Andersen: We were able to account for age, gender and health conditions before they were admitted to the hospital with COVID-19. We still found no difference in outcomes, which we found reassuring. We were not able to look, in this study, at specific drug classes or drugs. But we plan to do that moving forward in a larger data set.
Healio: To what extent, and why, are you encouraged by these results?
Alexander: The study contributes to a growing body of evidence showing that individuals taking chronic immunosuppressive medications do not fare worse than their counterparts in terms of COVID outcomes. Looking at the big picture, one of the most encouraging aspects of these results is that this is a small amount of good news at a time in this pandemic when we need it. Doctors and patients may have been deciding to discontinue these medications to this point. We are starting to see that there is no need for this. Our work continues to be corroborated by other studies showing similar outcomes.
Healio: Not to undermine the encouraging nature of the data, but one thing we have seen throughout this pandemic is that the evidence supporting or opposing any given conclusion can change in a short period of time. Are there any concerns further evidence may show that the picture is more complicated than it seems at the moment?
Andersen: At the moment, our evidence is consistent with what we are seeing from other groups in the literature.
Alexander: That said, I do not think our findings amount to a blank check to go out and get started on immunosuppressive medications without careful consideration. But the fact remains that many people need these drugs, because of an organ transplant or because they have an autoimmune or rheumatic disease. What our findings show is that these drugs were not associated with worse outcomes from COVID, which we think is an important conclusion.
Healio: Are there any concerns about drug-drug interactions between immunosuppressive medications and either the antivirals being used to treat COVID-19 or dexamethasone?
Andersen: We plan to look at that in the national data set. We want to see if patients coming into the hospital on immunosuppression are perhaps treated differently, given that dexamethasone is one of the mainstays of treatment at this moment. That is a question that is ongoing.
Healio: Looking ahead, what are the next steps for your group?
Andersen: We have been working in a national data set called the N3C, or the National COVID Cohort Collaborative, which is a national collaboration of more than 30 hospital systems across the United States. We are looking at outcomes for immunosuppressed patients in a national cohort, to see if we would see the same result.
We hope to look at the same clinical questions we addressed in this study and more. Primarily, though, we will be focusing on those two main groups of patients on immunosuppressive medications: solid organ transplant recipients and those with autoimmune or rheumatic diseases.
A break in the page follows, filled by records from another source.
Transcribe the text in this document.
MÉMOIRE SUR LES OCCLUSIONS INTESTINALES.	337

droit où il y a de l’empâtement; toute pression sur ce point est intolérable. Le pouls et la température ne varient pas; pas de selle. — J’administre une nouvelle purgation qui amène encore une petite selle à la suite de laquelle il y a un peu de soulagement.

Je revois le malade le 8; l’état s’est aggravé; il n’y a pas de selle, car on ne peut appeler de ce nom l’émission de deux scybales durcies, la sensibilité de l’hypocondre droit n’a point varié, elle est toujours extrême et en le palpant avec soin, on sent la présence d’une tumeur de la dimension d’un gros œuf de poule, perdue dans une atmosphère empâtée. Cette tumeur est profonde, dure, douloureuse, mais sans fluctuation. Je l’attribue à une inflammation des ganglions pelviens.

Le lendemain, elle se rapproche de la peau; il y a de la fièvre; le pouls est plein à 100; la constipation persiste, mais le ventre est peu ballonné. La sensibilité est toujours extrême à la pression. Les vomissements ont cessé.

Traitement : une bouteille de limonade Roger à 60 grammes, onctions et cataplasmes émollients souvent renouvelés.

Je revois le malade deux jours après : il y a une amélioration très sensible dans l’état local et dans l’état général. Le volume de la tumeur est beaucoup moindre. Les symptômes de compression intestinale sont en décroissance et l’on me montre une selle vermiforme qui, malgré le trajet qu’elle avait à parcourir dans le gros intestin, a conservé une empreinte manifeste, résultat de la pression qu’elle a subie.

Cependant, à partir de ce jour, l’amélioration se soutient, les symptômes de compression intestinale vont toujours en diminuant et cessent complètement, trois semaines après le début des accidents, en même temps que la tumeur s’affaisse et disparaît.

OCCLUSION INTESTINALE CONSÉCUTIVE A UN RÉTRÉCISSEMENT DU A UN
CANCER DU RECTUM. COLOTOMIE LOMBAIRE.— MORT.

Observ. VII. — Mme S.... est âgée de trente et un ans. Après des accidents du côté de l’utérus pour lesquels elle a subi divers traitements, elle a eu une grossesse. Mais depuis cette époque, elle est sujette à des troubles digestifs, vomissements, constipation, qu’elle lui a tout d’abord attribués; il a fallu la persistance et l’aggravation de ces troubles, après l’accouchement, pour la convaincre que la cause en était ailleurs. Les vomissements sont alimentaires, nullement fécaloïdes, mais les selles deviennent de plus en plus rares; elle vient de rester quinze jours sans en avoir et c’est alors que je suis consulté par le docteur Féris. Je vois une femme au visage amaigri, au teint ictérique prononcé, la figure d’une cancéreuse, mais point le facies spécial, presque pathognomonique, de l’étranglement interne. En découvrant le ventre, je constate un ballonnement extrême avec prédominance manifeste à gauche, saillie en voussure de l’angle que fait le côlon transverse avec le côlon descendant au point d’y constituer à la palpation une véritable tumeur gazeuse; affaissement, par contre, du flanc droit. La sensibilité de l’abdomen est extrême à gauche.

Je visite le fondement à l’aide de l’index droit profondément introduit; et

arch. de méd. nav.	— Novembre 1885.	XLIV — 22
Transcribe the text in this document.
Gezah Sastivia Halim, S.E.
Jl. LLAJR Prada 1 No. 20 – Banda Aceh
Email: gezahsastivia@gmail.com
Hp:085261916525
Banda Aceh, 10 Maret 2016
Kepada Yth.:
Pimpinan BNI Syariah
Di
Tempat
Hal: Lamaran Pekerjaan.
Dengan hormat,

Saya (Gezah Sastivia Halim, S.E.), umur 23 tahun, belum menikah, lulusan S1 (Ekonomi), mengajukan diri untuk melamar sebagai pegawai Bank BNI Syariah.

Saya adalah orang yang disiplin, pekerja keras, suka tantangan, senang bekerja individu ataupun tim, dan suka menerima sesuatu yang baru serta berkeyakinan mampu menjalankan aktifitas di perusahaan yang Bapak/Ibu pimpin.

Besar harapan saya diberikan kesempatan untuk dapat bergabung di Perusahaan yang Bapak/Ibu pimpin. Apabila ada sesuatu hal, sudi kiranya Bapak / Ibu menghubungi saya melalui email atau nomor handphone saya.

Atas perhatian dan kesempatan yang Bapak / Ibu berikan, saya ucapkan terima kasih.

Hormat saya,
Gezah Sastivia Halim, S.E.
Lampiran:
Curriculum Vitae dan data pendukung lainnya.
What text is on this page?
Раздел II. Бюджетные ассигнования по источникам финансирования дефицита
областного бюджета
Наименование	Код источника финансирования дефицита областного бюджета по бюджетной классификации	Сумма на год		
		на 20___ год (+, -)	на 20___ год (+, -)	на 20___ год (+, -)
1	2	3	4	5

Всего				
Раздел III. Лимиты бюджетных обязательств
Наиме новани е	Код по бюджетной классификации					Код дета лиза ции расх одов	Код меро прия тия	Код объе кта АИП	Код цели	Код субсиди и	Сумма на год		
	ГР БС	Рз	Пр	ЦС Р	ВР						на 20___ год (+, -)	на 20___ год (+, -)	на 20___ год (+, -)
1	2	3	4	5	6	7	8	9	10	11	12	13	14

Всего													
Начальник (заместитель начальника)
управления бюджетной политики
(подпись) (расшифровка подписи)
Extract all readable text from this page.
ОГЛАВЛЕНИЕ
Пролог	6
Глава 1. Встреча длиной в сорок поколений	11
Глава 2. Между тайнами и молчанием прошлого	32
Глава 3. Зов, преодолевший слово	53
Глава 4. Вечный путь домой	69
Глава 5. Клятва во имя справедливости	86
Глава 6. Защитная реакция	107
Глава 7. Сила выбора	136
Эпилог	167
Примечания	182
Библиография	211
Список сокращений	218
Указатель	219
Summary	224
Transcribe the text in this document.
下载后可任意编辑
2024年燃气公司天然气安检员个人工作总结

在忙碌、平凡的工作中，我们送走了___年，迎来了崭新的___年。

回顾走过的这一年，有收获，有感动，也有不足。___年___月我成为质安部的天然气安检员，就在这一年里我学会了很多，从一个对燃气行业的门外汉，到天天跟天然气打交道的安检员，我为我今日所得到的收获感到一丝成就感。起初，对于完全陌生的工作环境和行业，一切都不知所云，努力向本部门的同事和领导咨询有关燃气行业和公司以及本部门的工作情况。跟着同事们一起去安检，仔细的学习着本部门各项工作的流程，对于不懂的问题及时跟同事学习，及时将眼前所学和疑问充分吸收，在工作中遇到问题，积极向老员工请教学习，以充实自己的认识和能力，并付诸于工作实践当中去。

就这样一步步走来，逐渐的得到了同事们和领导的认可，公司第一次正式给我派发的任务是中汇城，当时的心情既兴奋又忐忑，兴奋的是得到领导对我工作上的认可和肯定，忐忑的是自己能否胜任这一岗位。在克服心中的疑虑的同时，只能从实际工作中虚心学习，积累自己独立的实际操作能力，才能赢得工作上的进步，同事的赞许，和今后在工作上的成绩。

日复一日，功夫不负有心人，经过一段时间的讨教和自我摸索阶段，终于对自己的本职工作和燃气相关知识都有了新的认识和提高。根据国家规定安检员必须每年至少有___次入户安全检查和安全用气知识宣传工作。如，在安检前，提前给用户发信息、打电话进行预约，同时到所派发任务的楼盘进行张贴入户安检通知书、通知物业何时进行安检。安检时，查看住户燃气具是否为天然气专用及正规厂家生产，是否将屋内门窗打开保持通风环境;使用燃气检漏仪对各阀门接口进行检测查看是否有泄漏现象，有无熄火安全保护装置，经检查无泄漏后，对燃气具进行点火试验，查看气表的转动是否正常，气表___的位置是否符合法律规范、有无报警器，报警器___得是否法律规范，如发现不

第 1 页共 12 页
Alexander: As with any study, ours raises as many questions as it answers. In our study, we combined all of the immunosuppressive medications. The sample size did not allow us to really look at individual drugs in great detail, or those that operate with different mechanisms of action. The pharmacology of many immunosuppressive drugs differs greatly. So, we think that it will be important in future work to explore some of these questions in the context of COVID outcomes.
There is an enormous urgency to answer these questions because the pandemic has never been worse. We need to continue the effort to generate fundamental new knowledge. Fortunately, there are legions of scientists around the world that are working to do so.